Take sex, for example. In the Bible, sex outside of marriage is immoral (Hebrews 13.4). But in our culture, it is routine, even among Christians. We know what the Bible teaches, but we prefer to ignore its teaching and/or generate rationalizations for our disobedience. (Someone has said that to rationalize means to offer “rational lies.” How true!)
Or take anger. Jesus clearly teaches that anger is a form of murder deserving judgment and that it should be replaced by reconciliation (Matthew 5.21–26). But how many of us offer rationalizations for our anger, insults, and mean-spirited actions? Too many, I fear.
Or finally, take alcohol. Paul writes: “do not get drunk with wine” (Ephesians 5.18). And yet, how many of us turn to drink at the end of a long, hard day at the office? (Or to drugs, legal or illegal, or to some other substance or activity?) We offer reasons: “I need to steady my nerves,” “I need to forget my troubles,” “I need a little pick-me-up.” But those reasons quickly become rationalizations for excess and addiction.
We human beings are excuse-making factories, you see. Rational lies pour out of our brains like water rushing through a broken levee. To plug the hole, we need to constantly remind ourselves of the Bible’s simple (though never simplistic) moral teaching. Consider Ephesians 5.15–21:
“Look carefully then how you walk, not as unwise but as wise, making the best use of the time, because the days are evil. Therefore do not be foolish, but understand what the will of the Lord is. And do not get drunk with wine, for that is debauchery, but be filled with the Spirit, addressing one another in psalms and hymns and spiritual songs, singing and making melody to the Lord with all your heart, giving thanks always and for everything to God the Father in the name of our Lord Jesus Christ, submitting to one another out of reverence for Christ.”

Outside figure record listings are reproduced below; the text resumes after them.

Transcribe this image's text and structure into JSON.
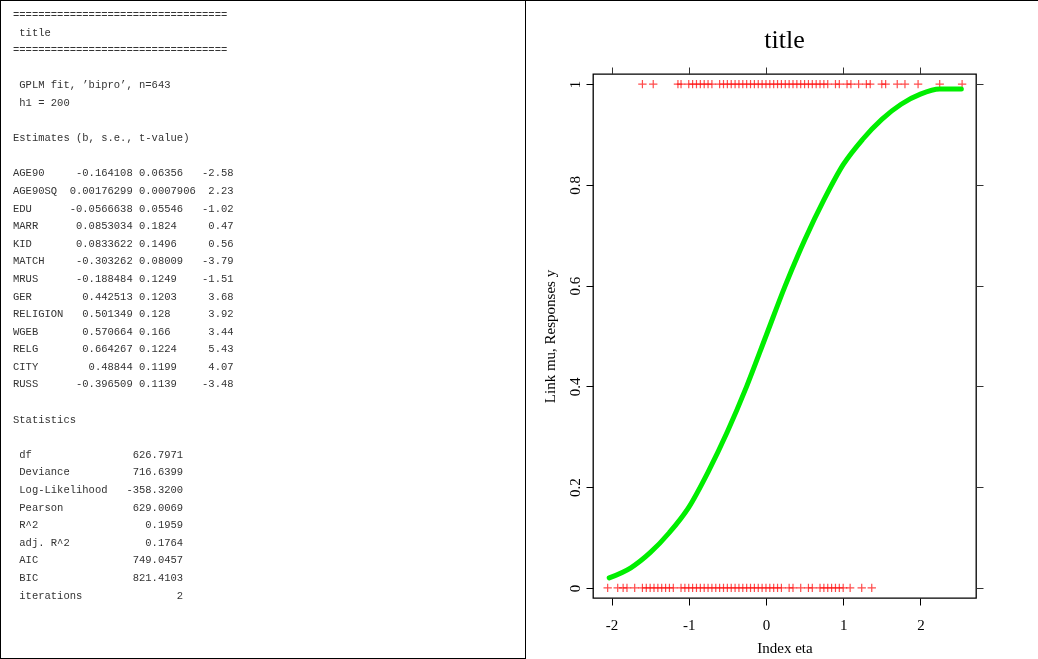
{
  "chart_data": [
    {
      "type": "other",
      "title": "title",
      "annotations": [
        "==================================",
        "==================================",
        " GPLM fit, ’bipro’, n=643\n h1 = 200",
        "Estimates (b, s.e., t-value)",
        "AGE90     -0.164108 0.06356   -2.58\nAGE90SQ  0.00176299 0.0007906  2.23\nEDU      -0.0566638 0.05546   -1.02\nMARR      0.0853034 0.1824     0.47\nKID       0.0833622 0.1496     0.56\nMATCH     -0.303262 0.08009   -3.79\nMRUS      -0.188484 0.1249    -1.51\nGER        0.442513 0.1203     3.68\nRELIGION   0.501349 0.128      3.92\nWGEB       0.570664 0.166      3.44\nRELG       0.664267 0.1224     5.43\nCITY        0.48844 0.1199     4.07\nRUSS      -0.396509 0.1139    -3.48",
        "Statistics",
        " df                626.7971\n Deviance          716.6399\n Log-Likelihood   -358.3200\n Pearson           629.0069\n R^2                 0.1959\n adj. R^2            0.1764\n AIC               749.0457\n BIC               821.4103\n iterations               2"
      ]
    },
    {
      "type": "line",
      "title": "title",
      "xlabel": "Index eta",
      "ylabel": "Link mu, Responses y",
      "xlim": [
        -2.24,
        2.72
      ],
      "ylim": [
        -0.02,
        1.02
      ],
      "xticks": [
        -2,
        -1,
        0,
        1,
        2
      ],
      "yticks": [
        0,
        0.2,
        0.4,
        0.6,
        0.8,
        1
      ],
      "grid": false,
      "line_style": "solid",
      "series": [
        {
          "type": "scatter",
          "color": "#ff0000",
          "marker": "cross",
          "x": [
            -1.6,
            -1.46,
            -1.14,
            -1.1,
            -1.0,
            -0.95,
            -0.9,
            -0.85,
            -0.8,
            -0.75,
            -0.7,
            -0.6,
            -0.55,
            -0.5,
            -0.45,
            -0.4,
            -0.35,
            -0.3,
            -0.25,
            -0.2,
            -0.15,
            -0.1,
            -0.05,
            0,
            0.05,
            0.1,
            0.15,
            0.2,
            0.25,
            0.3,
            0.35,
            0.4,
            0.45,
            0.5,
            0.55,
            0.6,
            0.65,
            0.7,
            0.75,
            0.8,
            0.9,
            0.95,
            1.05,
            1.1,
            1.2,
            1.3,
            1.35,
            1.5,
            1.55,
            1.7,
            1.8,
            1.97,
            2.25,
            2.54,
            -2.05,
            -1.92,
            -1.85,
            -1.8,
            -1.7,
            -1.6,
            -1.55,
            -1.5,
            -1.45,
            -1.4,
            -1.35,
            -1.3,
            -1.25,
            -1.2,
            -1.1,
            -1.05,
            -1.0,
            -0.95,
            -0.9,
            -0.85,
            -0.8,
            -0.75,
            -0.7,
            -0.65,
            -0.6,
            -0.55,
            -0.5,
            -0.45,
            -0.4,
            -0.35,
            -0.3,
            -0.25,
            -0.2,
            -0.15,
            -0.1,
            -0.05,
            0,
            0.05,
            0.1,
            0.15,
            0.2,
            0.3,
            0.35,
            0.45,
            0.55,
            0.6,
            0.7,
            0.75,
            0.8,
            0.85,
            0.9,
            0.95,
            1.0,
            1.09,
            1.24,
            1.37
          ],
          "values": [
            1,
            1,
            1,
            1,
            1,
            1,
            1,
            1,
            1,
            1,
            1,
            1,
            1,
            1,
            1,
            1,
            1,
            1,
            1,
            1,
            1,
            1,
            1,
            1,
            1,
            1,
            1,
            1,
            1,
            1,
            1,
            1,
            1,
            1,
            1,
            1,
            1,
            1,
            1,
            1,
            1,
            1,
            1,
            1,
            1,
            1,
            1,
            1,
            1,
            1,
            1,
            1,
            1,
            1,
            0,
            0,
            0,
            0,
            0,
            0,
            0,
            0,
            0,
            0,
            0,
            0,
            0,
            0,
            0,
            0,
            0,
            0,
            0,
            0,
            0,
            0,
            0,
            0,
            0,
            0,
            0,
            0,
            0,
            0,
            0,
            0,
            0,
            0,
            0,
            0,
            0,
            0,
            0,
            0,
            0,
            0,
            0,
            0,
            0,
            0,
            0,
            0,
            0,
            0,
            0,
            0,
            0,
            0,
            0,
            0
          ]
        },
        {
          "type": "line",
          "color": "#00ee00",
          "x": [
            -2.03,
            -1.75,
            -1.5,
            -1.25,
            -1,
            -0.75,
            -0.5,
            -0.25,
            0,
            0.25,
            0.5,
            0.75,
            1,
            1.25,
            1.5,
            1.75,
            2,
            2.25,
            2.53
          ],
          "values": [
            0.02,
            0.04,
            0.07,
            0.11,
            0.16,
            0.23,
            0.31,
            0.4,
            0.5,
            0.6,
            0.69,
            0.77,
            0.84,
            0.89,
            0.93,
            0.96,
            0.98,
            0.99,
            0.99
          ]
        }
      ]
    }
  ]
}
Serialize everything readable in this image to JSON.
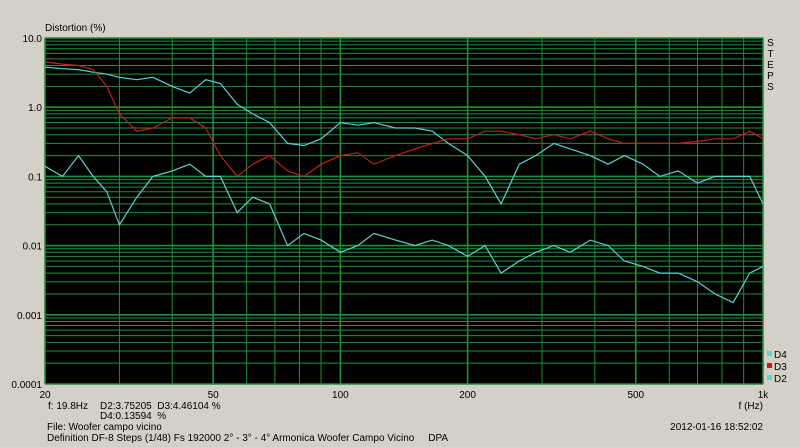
{
  "chart_data": {
    "type": "line",
    "title": "Distortion (%)",
    "x_label": "f (Hz)",
    "side_label": "STEPS",
    "cursor": {
      "frequency": "f: 19.8Hz",
      "line1": "D2:3.75205  D3:4.46104 %",
      "line2": "D4:0.13594  %"
    },
    "footer": {
      "file": "File: Woofer campo vicino",
      "definition": "Definition DF-8 Steps (1/48) Fs 192000 2° - 3° - 4° Armonica Woofer Campo Vicino     DPA",
      "timestamp": "2012-01-16 18:52:02"
    },
    "log_x": true,
    "log_y": true,
    "grid": true,
    "background": "#000000",
    "grid_color": "#1f8f3a",
    "xlim": [
      20,
      1000
    ],
    "ylim": [
      0.0001,
      10
    ],
    "xticks": [
      20,
      50,
      100,
      200,
      500,
      {
        "value": 1000,
        "label": "1k"
      }
    ],
    "xminorticks": [
      30,
      40,
      60,
      70,
      80,
      90,
      300,
      400,
      600,
      700,
      800,
      900
    ],
    "yticks": [
      {
        "value": 10,
        "label": "10.0"
      },
      {
        "value": 1,
        "label": "1.0"
      },
      0.1,
      0.01,
      0.001,
      0.0001
    ],
    "yminorticks": [
      0.0002,
      0.0003,
      0.0004,
      0.0005,
      0.0006,
      0.0007,
      0.0008,
      0.0009,
      0.002,
      0.003,
      0.004,
      0.005,
      0.006,
      0.007,
      0.008,
      0.009,
      0.02,
      0.03,
      0.04,
      0.05,
      0.06,
      0.07,
      0.08,
      0.09,
      0.2,
      0.3,
      0.4,
      0.5,
      0.6,
      0.7,
      0.8,
      0.9,
      2,
      3,
      4,
      5,
      6,
      7,
      8,
      9
    ],
    "x": [
      20,
      22,
      24,
      26,
      28,
      30,
      33,
      36,
      40,
      44,
      48,
      52,
      57,
      62,
      68,
      75,
      82,
      90,
      100,
      110,
      120,
      135,
      150,
      165,
      180,
      200,
      220,
      240,
      265,
      290,
      320,
      350,
      390,
      430,
      470,
      520,
      570,
      630,
      700,
      770,
      850,
      930,
      1000
    ],
    "series": [
      {
        "name": "D2",
        "color": "#5fd0d0",
        "values": [
          3.8,
          3.6,
          3.5,
          3.2,
          3.0,
          2.7,
          2.5,
          2.7,
          2.0,
          1.6,
          2.5,
          2.2,
          1.1,
          0.8,
          0.6,
          0.3,
          0.28,
          0.35,
          0.6,
          0.55,
          0.6,
          0.5,
          0.5,
          0.45,
          0.3,
          0.2,
          0.1,
          0.04,
          0.15,
          0.2,
          0.3,
          0.25,
          0.2,
          0.15,
          0.2,
          0.15,
          0.1,
          0.12,
          0.08,
          0.1,
          0.1,
          0.1,
          0.04
        ]
      },
      {
        "name": "D3",
        "color": "#c0201c",
        "values": [
          4.5,
          4.2,
          4.0,
          3.5,
          2.0,
          0.8,
          0.45,
          0.5,
          0.7,
          0.7,
          0.5,
          0.2,
          0.1,
          0.15,
          0.2,
          0.12,
          0.1,
          0.15,
          0.2,
          0.22,
          0.15,
          0.2,
          0.25,
          0.3,
          0.35,
          0.35,
          0.45,
          0.45,
          0.4,
          0.35,
          0.4,
          0.35,
          0.45,
          0.35,
          0.3,
          0.3,
          0.3,
          0.3,
          0.32,
          0.35,
          0.35,
          0.45,
          0.35
        ]
      },
      {
        "name": "D4",
        "color": "#5fd0d0",
        "values": [
          0.14,
          0.1,
          0.2,
          0.1,
          0.06,
          0.02,
          0.05,
          0.1,
          0.12,
          0.15,
          0.1,
          0.1,
          0.03,
          0.05,
          0.04,
          0.01,
          0.015,
          0.012,
          0.008,
          0.01,
          0.015,
          0.012,
          0.01,
          0.012,
          0.01,
          0.007,
          0.01,
          0.004,
          0.006,
          0.008,
          0.01,
          0.008,
          0.012,
          0.01,
          0.006,
          0.005,
          0.004,
          0.004,
          0.003,
          0.002,
          0.0015,
          0.004,
          0.005
        ]
      }
    ]
  }
}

Paul teaches us three things in this passage:
- The Christian life requires a choice between black and white. Notice the polarity in his words. He starkly contrasts being “wise” and “unwise” (or “foolish”). He offers a clear alternative between being “drunk with wine” or “filled with the Spirit.”
- The Christian life replaces bad with good. Following Christ entails being against certain actions, behaviors, and forms of speech. But Christians are also in favor of other actions, behaviors, and forms of speech. It is not enough to stand against sin, in other words. We must walk in Christ’s stead.
- The Christian life results in positive regard for God and others. What does it mean to be “filled with the Spirit”? Paul answers with four verbs: addressing, singing, giving thanks, and submitting. Through our words, attitudes, and actions, we are supposed to love God wholeheartedly and our neighbors as ourselves (Matthew 22.37–40).
How much better would our lives be if we lived according to these simple principles?